Task Lifecycle: Not Everything Completes Instantly
A2A defines a clear lifecycle for tasks:
submitted → working → completed
→ failed
→ canceled
→ input-required
The input-required status is particularly interesting: if the agent did not provide enough information, the website can ask follow-up questions -- just like a person on the phone would say: "For which date would you like to reserve?"
What A2A Can Do Today -- and What It Cannot
What Works
- The specification is solid. JSON-RPC 2.0 as a foundation is proven and lightweight.
- The concept is clear. Discovery, task execution, response -- a logical triad.
- Strong backing. 150+ organizations in the Linux Foundation, including Google, Salesforce, SAP.
-
SDK available.
@a2a-js/sdkfor JavaScript/TypeScript exists.
What Is Still Missing
- Broad adoption. As of February 2026, few websites actively implement A2A. Most AI agents (ChatGPT, Claude, Gemini) do not yet use it by default for web interactions.
- Tooling. Debugging tools, monitoring, and logging for A2A communication are still rudimentary.
- Auth standard. A2A does not define its own authentication. How agents identify and authorize themselves remains an open question.
Why We Build with A2A Anyway
The honest answer: because the direction is right.
The web is evolving from readable for search engines to usable for AI agents. The question is not whether this will happen, but when. A2A is the most concrete proposal so far for how this communication should work.
For our clients, this means: if A2A or a similar protocol becomes a standard, their websites are prepared. The agent-card.json is written, the API endpoints exist, the validation is implemented.

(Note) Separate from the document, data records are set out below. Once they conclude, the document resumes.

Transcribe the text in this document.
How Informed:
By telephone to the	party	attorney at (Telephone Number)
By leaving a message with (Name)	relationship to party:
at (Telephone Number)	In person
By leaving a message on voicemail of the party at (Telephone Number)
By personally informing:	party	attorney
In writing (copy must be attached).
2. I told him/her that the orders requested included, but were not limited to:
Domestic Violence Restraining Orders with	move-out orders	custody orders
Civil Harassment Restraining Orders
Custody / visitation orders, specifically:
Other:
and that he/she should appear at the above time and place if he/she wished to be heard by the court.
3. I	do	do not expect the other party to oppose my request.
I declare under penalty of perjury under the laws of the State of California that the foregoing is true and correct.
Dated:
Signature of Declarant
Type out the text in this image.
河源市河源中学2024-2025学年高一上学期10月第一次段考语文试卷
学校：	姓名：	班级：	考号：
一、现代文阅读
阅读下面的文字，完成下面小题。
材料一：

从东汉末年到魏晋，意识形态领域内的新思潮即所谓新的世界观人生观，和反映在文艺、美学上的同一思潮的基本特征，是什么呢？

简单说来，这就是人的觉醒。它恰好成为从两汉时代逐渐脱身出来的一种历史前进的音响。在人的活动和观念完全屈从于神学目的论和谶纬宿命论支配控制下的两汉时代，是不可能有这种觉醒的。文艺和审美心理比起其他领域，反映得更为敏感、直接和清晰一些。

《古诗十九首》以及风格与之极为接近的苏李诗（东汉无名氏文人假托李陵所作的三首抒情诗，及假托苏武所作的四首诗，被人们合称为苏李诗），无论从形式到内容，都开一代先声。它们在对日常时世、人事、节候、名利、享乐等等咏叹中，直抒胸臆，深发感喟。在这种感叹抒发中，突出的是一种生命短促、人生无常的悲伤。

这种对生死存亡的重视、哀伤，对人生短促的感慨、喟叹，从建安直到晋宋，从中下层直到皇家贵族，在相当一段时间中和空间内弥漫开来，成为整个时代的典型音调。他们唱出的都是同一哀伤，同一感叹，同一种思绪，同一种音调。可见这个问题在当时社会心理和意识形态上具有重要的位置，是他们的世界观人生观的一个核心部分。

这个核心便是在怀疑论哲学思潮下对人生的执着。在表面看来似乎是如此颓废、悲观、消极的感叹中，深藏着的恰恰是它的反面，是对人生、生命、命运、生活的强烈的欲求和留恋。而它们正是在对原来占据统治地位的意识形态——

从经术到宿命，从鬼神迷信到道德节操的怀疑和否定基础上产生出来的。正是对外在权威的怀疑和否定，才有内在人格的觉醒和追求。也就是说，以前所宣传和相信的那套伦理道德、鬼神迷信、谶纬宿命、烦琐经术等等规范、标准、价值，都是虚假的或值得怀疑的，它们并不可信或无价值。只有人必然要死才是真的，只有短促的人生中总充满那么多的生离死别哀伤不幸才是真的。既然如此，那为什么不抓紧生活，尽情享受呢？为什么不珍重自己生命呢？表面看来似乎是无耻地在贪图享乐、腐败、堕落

The effort is manageable -- a JSON file and clean API endpoints. The risk of it not catching on is small compared to the advantage if it does.
Summary
| Aspect | Detail |
|---|---|
| What is A2A? | Protocol for structured communication between AI agents and websites |
| Who is behind it? | Google, then Linux Foundation, 150+ organizations |
| Technical basis | JSON-RPC 2.0, agent-card.json for discovery |
| Status | v0.3.0 RC1, active development, early adoption |
| Core concept | Discovery (agent-card.json) → Task (tasks/send) → Result |
| Difference to agents.json | agents.json = What exists? A2A = How do I communicate with it? |
A2A is neither hype you can ignore nor a standard you need immediately. It is a concrete proposal for a real problem -- and the most convincing approach so far for how websites and AI agents will communicate in the future.